Director Christophe Gans
Staring Vincent Cassel and Lea Seydoux
Rated M
Score 2/6

An unexpected romance blooms after the youngest daughter of a merchant who has fallen on hard times offers herself to the mysterious beast to which her father has become indebted.

Before I get too far into this review, no I have not watched the Disney 1991 animated movie, yes there are gaps in my film education but in my defense there are ten movie adoptions of Beauty and the Beast ranging from an animated short released 1934 until a Franco-German production released in 2014 and directed by Christophe Gans . Also from what little I know about the plot of the ‘91 Disney animated movie has some differences with the plot of Gans’ movie.

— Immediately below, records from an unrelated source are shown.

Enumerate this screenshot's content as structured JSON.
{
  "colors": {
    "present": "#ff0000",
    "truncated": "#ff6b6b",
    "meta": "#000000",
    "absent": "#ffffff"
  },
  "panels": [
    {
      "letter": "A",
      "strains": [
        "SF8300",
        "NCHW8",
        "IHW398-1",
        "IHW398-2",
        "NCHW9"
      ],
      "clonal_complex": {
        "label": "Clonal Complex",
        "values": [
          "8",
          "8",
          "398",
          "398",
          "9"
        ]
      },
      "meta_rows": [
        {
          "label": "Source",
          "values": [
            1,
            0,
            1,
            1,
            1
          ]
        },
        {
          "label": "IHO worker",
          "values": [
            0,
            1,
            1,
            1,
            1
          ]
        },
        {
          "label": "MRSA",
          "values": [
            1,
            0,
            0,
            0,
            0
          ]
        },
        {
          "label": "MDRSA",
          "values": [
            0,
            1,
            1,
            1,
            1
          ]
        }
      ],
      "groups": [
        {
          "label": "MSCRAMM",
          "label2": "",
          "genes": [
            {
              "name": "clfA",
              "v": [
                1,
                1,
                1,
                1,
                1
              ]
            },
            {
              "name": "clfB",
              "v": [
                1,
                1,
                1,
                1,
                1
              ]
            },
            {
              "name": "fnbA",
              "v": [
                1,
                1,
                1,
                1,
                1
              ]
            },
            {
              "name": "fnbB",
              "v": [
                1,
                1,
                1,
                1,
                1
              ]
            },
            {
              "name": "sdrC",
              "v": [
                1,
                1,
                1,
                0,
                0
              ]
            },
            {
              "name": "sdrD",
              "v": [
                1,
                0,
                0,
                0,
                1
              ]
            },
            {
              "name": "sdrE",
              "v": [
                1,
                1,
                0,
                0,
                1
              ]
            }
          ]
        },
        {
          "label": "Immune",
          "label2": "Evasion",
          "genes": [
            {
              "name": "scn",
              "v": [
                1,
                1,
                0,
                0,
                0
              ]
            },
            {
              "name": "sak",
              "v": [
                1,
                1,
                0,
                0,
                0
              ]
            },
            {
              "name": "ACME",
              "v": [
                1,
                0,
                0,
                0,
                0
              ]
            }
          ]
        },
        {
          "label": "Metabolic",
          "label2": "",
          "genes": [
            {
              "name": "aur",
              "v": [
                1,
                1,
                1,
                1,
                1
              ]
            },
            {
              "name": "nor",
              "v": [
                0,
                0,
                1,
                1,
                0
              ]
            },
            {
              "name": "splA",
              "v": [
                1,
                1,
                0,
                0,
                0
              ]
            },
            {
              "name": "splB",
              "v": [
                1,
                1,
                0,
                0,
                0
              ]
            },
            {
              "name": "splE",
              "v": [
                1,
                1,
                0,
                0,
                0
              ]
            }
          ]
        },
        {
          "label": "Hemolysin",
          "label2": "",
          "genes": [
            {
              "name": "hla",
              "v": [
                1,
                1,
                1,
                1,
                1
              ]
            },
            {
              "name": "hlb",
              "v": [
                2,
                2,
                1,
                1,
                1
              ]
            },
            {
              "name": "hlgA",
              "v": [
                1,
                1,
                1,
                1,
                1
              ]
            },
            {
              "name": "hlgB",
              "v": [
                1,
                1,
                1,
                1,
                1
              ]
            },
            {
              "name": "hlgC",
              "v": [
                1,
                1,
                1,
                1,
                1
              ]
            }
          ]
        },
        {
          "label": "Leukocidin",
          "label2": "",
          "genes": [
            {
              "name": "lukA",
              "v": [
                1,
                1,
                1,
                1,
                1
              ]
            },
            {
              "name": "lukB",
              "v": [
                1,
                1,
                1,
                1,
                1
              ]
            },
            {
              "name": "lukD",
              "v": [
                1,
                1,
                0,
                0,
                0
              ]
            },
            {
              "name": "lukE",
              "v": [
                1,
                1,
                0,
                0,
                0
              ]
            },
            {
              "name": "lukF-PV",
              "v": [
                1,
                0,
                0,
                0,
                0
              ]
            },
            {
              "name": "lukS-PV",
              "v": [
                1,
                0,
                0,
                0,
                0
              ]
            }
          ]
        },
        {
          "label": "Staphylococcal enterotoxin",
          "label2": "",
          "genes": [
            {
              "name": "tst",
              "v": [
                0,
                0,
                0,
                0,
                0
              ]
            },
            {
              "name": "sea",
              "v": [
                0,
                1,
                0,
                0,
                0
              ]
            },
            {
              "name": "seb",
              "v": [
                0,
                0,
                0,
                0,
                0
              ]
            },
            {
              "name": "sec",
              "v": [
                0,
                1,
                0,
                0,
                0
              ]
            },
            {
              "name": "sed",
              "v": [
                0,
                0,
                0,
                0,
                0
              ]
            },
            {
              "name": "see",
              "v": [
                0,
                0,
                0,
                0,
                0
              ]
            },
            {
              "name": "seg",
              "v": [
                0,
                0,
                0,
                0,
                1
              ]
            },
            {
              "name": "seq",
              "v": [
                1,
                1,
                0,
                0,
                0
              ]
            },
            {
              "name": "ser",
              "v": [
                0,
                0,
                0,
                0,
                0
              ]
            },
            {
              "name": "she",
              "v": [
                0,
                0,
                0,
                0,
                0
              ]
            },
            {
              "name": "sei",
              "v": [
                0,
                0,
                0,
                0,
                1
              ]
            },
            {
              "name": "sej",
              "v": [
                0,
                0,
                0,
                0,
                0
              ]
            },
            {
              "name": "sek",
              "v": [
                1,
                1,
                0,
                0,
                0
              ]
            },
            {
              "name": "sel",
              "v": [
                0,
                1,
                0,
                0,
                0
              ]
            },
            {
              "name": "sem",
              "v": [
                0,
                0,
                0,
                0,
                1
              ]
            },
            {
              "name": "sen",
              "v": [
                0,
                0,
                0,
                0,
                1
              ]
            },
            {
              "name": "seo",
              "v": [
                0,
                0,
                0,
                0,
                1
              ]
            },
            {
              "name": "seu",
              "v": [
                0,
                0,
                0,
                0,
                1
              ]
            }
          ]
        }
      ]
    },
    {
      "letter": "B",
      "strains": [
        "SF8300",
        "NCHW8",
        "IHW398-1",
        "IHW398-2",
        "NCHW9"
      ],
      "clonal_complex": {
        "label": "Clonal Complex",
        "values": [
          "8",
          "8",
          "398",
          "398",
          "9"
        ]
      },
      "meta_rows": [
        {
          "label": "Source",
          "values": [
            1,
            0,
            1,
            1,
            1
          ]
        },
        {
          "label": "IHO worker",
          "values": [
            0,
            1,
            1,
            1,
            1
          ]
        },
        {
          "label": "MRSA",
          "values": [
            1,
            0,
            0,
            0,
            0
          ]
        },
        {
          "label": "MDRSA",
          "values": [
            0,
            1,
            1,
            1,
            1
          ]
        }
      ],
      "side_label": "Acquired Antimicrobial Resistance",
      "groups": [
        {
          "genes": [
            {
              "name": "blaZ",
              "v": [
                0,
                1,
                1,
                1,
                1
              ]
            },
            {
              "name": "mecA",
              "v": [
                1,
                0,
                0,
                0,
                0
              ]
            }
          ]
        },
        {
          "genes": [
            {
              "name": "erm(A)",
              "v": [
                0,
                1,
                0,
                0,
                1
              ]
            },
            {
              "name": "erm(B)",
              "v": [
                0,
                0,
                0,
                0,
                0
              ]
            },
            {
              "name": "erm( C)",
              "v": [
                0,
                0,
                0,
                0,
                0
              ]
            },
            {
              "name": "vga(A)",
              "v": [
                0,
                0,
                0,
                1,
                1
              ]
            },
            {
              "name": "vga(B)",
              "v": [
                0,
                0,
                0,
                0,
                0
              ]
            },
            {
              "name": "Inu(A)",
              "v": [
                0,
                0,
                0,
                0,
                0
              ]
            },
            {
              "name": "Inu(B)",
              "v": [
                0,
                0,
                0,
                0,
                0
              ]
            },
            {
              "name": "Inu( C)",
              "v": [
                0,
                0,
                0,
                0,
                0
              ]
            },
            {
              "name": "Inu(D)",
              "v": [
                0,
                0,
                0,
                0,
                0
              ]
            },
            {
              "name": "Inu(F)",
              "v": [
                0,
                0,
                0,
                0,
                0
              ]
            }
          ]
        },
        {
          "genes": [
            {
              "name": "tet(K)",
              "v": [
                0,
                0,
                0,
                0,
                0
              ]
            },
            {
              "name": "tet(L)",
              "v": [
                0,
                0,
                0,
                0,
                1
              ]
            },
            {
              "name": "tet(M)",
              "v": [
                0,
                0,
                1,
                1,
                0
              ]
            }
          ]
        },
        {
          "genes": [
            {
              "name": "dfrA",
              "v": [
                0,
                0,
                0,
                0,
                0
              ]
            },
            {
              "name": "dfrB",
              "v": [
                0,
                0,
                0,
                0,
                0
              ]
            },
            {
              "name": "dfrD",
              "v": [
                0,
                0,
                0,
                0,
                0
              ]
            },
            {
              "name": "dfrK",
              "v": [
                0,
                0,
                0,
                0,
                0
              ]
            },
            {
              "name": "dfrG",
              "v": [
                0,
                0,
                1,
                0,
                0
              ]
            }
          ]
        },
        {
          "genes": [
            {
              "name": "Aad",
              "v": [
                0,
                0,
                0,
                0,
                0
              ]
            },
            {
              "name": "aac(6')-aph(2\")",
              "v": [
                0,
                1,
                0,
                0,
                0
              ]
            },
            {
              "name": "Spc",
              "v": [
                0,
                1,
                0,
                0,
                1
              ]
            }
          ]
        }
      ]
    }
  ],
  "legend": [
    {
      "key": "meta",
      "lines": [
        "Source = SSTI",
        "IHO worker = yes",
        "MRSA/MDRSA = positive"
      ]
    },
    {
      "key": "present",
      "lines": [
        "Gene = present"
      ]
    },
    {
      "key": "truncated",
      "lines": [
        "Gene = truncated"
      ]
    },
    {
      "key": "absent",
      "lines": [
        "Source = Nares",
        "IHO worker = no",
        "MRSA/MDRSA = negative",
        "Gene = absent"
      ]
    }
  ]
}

Most notably, with how the beast came to be cursed.
The movie is watchable (also visually very beautiful) and I suppose is darker than what you might expect its Disney counterpart to be. Perhaps I would have liked to have seen the movie to be slightly sweeter than it actually was, though I am glad it did make me slip into the cinematic equivalent of a diabetic coma. Vincent Cassel and Lea Seydoux really did not have that much of an on-screen chemistry as The Beast and Belle, the only standout performances seemed to be given by Audrey Lamy and Sara Giraudeau who portrayed Belle’s older sisters Anne and Clotilde (and they really did not have much screen time). There was also a couple of plot points that were condensed probably excessive running time, but it made Belle’s brothers seem almost surplus to requirement.